She has now denounced young actors as ignorant of the "fantastic heritage of theatre" in this country, uninterested in learning from their elders and caring only about quick success, in films rather than theatre.

Rupert Goold, 37, who recently directed the best Macbeth since the Trevor Nunn production in which Dench appeared in 1976, accused Dench of "a caution that strangles theatre". He says actors and directors are frustrated because "most of the audience is middle-aged, the critics are middle-aged." Young actors are also "physically better" than actors of the past.

Is this, then, a question of an old lioness resentfully snapping at a vigorous young cub? Some may think so, but those in a position to compare the work and attitudes of generations will not be impressed with Goold's case.

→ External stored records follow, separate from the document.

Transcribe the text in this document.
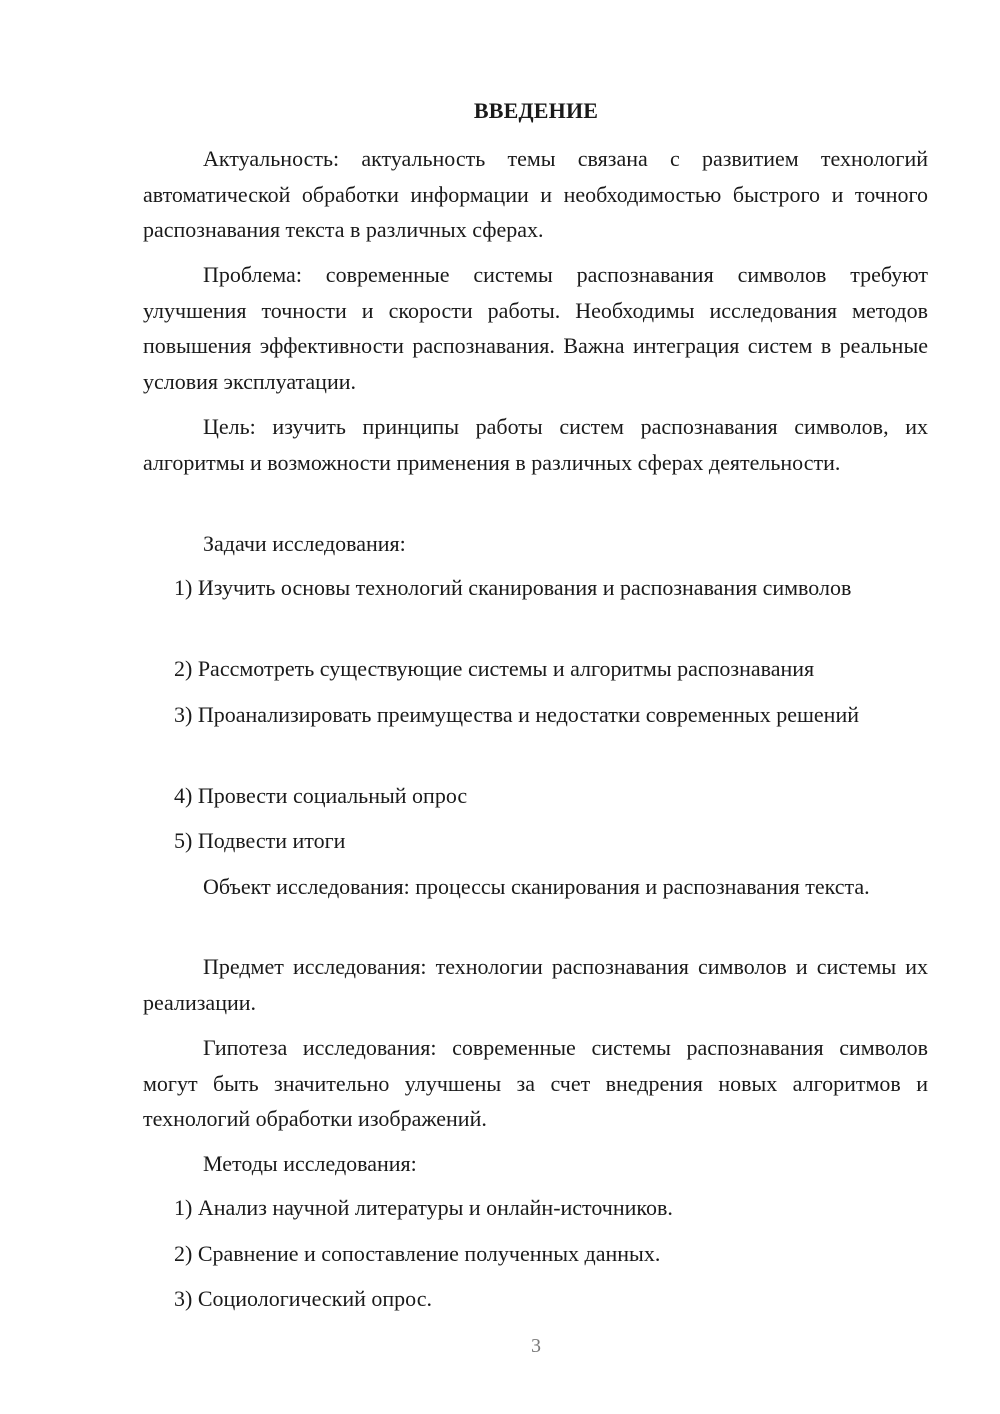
ВВЕДЕНИЕ

Актуальность: актуальность темы связана с развитием технологий автоматической обработки информации и необходимостью быстрого и точного распознавания текста в различных сферах.

Проблема: современные системы распознавания символов требуют улучшения точности и скорости работы. Необходимы исследования методов повышения эффективности распознавания. Важна интеграция систем в реальные условия эксплуатации.

Цель: изучить принципы работы систем распознавания символов, их алгоритмы и возможности применения в различных сферах деятельности.

Задачи исследования:

1) Изучить основы технологий сканирования и распознавания символов

2) Рассмотреть существующие системы и алгоритмы распознавания

3) Проанализировать преимущества и недостатки современных решений

4) Провести социальный опрос

5) Подвести итоги

Объект исследования: процессы сканирования и распознавания текста.

Предмет исследования: технологии распознавания символов и системы их реализации.

Гипотеза исследования: современные системы распознавания символов могут быть значительно улучшены за счет внедрения новых алгоритмов и технологий обработки изображений.

Методы исследования:

1) Анализ научной литературы и онлайн-источников.

2) Сравнение и сопоставление полученных данных.

3) Социологический опрос.

3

For one thing, youth is not often as youthful as it thinks. Last year Goold staged The Last Days of Judas Iscariot, a play about Christianity full of profanity and comic anachronisms that took this middle-aged critic back to the old days when young audiences first squealed with excitement at such daring. The play was as silly and self-indulgent as its forebears, and Goold, like the directors busting a gut to be new decades ago, also came across as smug rather than shocking.

For another, Goold's actors may be fit, but he knows we come to the theatre to hear them speak, and he is old enough, even at his age, to know that standards have slipped. Rich, full voices are heard less and less on the stage, and many actors do not know their native tongue well enough to keep from mispronouncing words or speaking them with incomprehension. (When was the last time you heard a Romeo who knew that his beloved's name had two syllables, not three?) They do not know the history of their own country, much less of the theatre, and they are often puzzled and resentful when knowledge is expected of them. A director friend told me a few years ago that a young, talented actor, about to speak a line in which his character referred to Proust, asked, "Who's Proust?" What struck us was not just the actor's ignorance but his lack of any fear that he might be embarrassing himself by confessing it.

Young actors may have the ability of actors of the past, but they are less willing to study and serve. Yet, as Herr Klesmer tells the pretentious heroine of Daniel Deronda, greatness on the stage is possible only for those who are "framed to love perfection and to labour for it; ready, like all true lovers, to endure, to wait, to say, I am not yet worthy, but she – Art, my mistress – is worthy, and I will live to merit her." Such humility is not cultivated in our world of self-esteem and quick success – a success determined by money and fame. Dame Judi may be old, but her ideals are ageless.